As a matter of political clout, the FHLBs themselves are not as important as the small banks which tend to support the FHLB agenda. Congress does not like to hear opposition from thousands of hometown banks. Is there something in the development of covered bonds that is manifestly good for small banks? Could there be? Here are what I view as the essential covered bond issues from a political finance point of view:
A. What kind of loans should constitute the basis for covered bonds? Should we start with complexity or simplicity? I favor simplicity and thus beginning a US covered bond market with mortgage loan collateral. As we all know, this would give us a $10 trillion loan market to work on: a covered bond share of 10-20% would represent $1-2 trillion.
B. What quality of assets should be financed by covered bonds? I recommend high credit quality, prime loans with conservative LTVs and income ratios.
C. How should we address the extent of overcollateralization? The higher the credit quality of the loan pool, the lower the overcollateralization will be and the happier the FDIC.
D. How about the asset-liability match-mismatch between the covered bonds and the collateral pool? How tight should it be?
The issue of asset-liability match has been a key topic in recent European discussions of covered bonds. The tighter the asset-liability match, the smaller the overcollateralization. The ultimate match would be a pass-though covered bond. This would replicate the Danish covered bond structure:
-100% credit skin in the game
-100% of the interest rate/liquidity/option risk passed through to bondholders.
Result: the tightest overcollateralization.
E. How should we address the interaction of covered bonds and the FDIC? Note that under the new deposit insurance law, the FDIC will assess all liabilities, so covered bonds will be paying fees to protect deposits and build up the reserves of the FDIC.

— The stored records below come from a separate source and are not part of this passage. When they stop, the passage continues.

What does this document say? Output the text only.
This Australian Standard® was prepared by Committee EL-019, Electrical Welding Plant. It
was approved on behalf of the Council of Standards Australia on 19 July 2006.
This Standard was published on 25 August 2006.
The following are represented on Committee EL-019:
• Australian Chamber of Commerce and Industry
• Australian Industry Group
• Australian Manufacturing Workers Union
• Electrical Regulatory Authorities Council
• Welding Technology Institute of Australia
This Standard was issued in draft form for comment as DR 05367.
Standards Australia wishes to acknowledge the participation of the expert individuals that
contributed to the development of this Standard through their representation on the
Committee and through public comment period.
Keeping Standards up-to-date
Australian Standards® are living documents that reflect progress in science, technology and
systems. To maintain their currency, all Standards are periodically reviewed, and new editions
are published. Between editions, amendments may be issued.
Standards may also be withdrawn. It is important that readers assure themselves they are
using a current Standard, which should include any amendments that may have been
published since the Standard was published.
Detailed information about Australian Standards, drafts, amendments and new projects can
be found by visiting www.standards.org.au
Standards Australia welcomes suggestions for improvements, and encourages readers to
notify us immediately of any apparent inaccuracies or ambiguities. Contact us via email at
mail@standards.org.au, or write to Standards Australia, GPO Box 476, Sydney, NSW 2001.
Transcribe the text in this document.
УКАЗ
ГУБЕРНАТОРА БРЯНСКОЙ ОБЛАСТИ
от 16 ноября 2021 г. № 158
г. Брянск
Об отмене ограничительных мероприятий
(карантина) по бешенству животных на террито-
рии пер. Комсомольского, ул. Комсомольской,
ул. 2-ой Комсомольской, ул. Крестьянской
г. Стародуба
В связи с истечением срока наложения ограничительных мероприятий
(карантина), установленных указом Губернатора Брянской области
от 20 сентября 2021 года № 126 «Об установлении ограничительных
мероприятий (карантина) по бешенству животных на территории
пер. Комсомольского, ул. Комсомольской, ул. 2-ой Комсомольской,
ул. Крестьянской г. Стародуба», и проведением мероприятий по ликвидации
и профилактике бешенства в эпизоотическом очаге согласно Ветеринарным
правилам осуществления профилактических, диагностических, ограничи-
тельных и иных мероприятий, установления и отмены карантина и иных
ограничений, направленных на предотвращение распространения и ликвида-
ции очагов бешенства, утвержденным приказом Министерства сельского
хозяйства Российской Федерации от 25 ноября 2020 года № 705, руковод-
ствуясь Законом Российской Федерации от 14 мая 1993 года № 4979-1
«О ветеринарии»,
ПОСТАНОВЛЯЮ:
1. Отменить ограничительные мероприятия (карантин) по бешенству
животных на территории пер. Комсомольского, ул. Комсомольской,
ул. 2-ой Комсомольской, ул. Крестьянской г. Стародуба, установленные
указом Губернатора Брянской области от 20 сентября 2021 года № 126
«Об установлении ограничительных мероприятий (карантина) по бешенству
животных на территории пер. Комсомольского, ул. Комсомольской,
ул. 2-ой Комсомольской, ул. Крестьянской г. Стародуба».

In general, the way to think about the FDIC's issues is the "two-bank theory." Analyze a covered bond-issuing bank as financially composed of a covered bond bank A, of which the capital is the overcollateralization; and the rest of the bank B, of which the capital is all the rest of the assets minus all the other liabilities. It is clear that if the overcollateralization ratio of Bank A is equal to or less than the capital ratio of the whole bank, then the capital ratio of Bank B has not been reduced by the covered bond. There is also the dynamic of the potential movement of assets from Bank B to Bank A, which suggests there might be an aggregate limit on overcollateralization linked to the capital position of Bank B. Covered bonds will be very high quality assets in any case, but such a rule would suggest that-unlike FHLB advances-they would not be able to pass all their risk to the FDIC. In other words, they would be very low risk assets, but not "no risk" assets.
F. How can covered bonds help small banks?
There are European models in which little covered bonds from smaller institutions are aggregated into big marketable ones. This might be an interesting model, depending on how housing finance restructuring affects the FHLBs. In sum, it would be good to have a US covered bond market with a firm statutory basis. Achievement of this is no means sure. My proposal:
Start with a narrow asset eligibility, high credit quality loans, and tight overcollateralization Make sure a pass-through covered bond structure is a possibility
Think through the two-bank logic to ensure a durable and practical arrangement with the FDIC. And most important, we should make sure we seize the opportunity of the post-bubble environment to advance housing finance reform.